Ora, também a administração pública mundial trilha este caminho. Leia-se atendendo às evidentes diferenças: permitir o tratamento de dados disponíveis nos inúmeros serviços públicos para uma maior transparência, eficiência e eficácia. Até porque nunca falamos de dados pessoais, mas de informações às quais os cidadãos têm o direito de aceder numa democracia plena. De resto, o mercado dos dados abertos, ou seja, efetivamente acessíveis, verdadeiramente franqueados em tempo real e realmente passíveis de serem trabalhados em rede, poderá atingir os 100 mil empregos na Europa agora em 2020. Um disruptivo universo que poderá valer um total de 76 mil milhões de euros.
Todavia, e contestando outras métricas dentro do espectro da digitalização da economia onde damos cartas, Portugal surge como o quarto país europeu com a pior estratégia na administração pública, assegura o Portal Europeu de Dados. Pior: somos a única nação num total de 30 que ignora o impacto positivo do livre acesso aos dados na competência governativa. Desprezando paralelamente a interoperabilidade, a ideia de cidadania, a melhoria dos serviços, os contributos da sociedade, a viabilização de negócios ou a otimização de recursos.

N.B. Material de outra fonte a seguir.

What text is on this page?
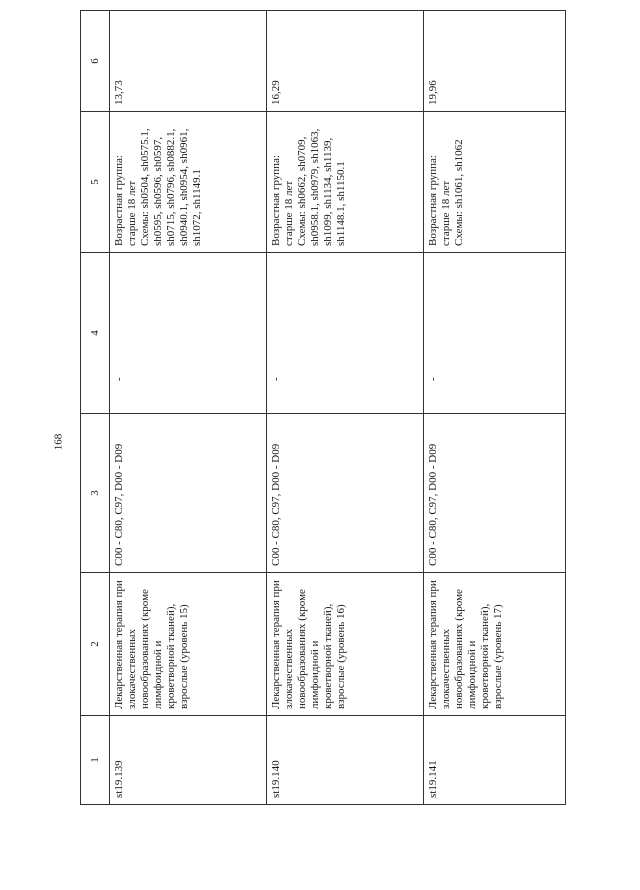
168
1	2	3	4	5	6
st19.139	Лекарственная терапия при злокачественных новообразованиях (кроме лимфоидной и кроветворной тканей), взрослые (уровень 15)	C00 - C80, C97, D00 - D09	-	Возрастная группа:
старше 18 лет
Схемы: sh0504, sh0575.1, sh0595, sh0596, sh0597, sh0715, sh0796, sh0882.1, sh0940.1, sh0954, sh0961, sh1072, sh1149.1	13,73
st19.140	Лекарственная терапия при злокачественных новообразованиях (кроме лимфоидной и кроветворной тканей), взрослые (уровень 16)	C00 - C80, C97, D00 - D09	-	Возрастная группа:
старше 18 лет
Схемы: sh0662, sh0709, sh0958.1, sh0979, sh1063, sh1099, sh1134, sh1139, sh1148.1, sh1150.1	16,29
st19.141	Лекарственная терапия при злокачественных новообразованиях (кроме лимфоидной и кроветворной тканей), взрослые (уровень 17)	C00 - C80, C97, D00 - D09	-	Возрастная группа:
старше 18 лет
Схемы: sh1061, sh1062	19,96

Veja-se, e de acordo com a informação veiculada pelo GovLab, o exemplo do governo dinamarquês que ganhou entre 2005 e 2009 cerca de 62 milhões de euros – para um investimento de apenas dois milhões de euros – ao abrir todos os dados referentes à propriedade. A política de dados aberta fomenta igualmente a participação de entidades externas, da sociedade civil e do cidadão comum. Refira-se um caso português reconhecido pela Comissão Europeia: o fogos.pt que cruza num mapa os dados da proteção civil sobre as ocorrências, meios de combate e risco de incêndio.
Boas práticas, essas, que deverão guiar o Ministério da Modernização Administrativa, a Secretaria de Estado da Transição Digital ou a Fundação para a Ciência e Tecnologia na delineação, construção e execução de uma estratégia de dados abertos. Um programa que contemple plataformas de dados, a publicação de código de fonte aberta e legislação vinculativa à divulgação de dados, etc. Colocando Portugal na vanguarda em policy making.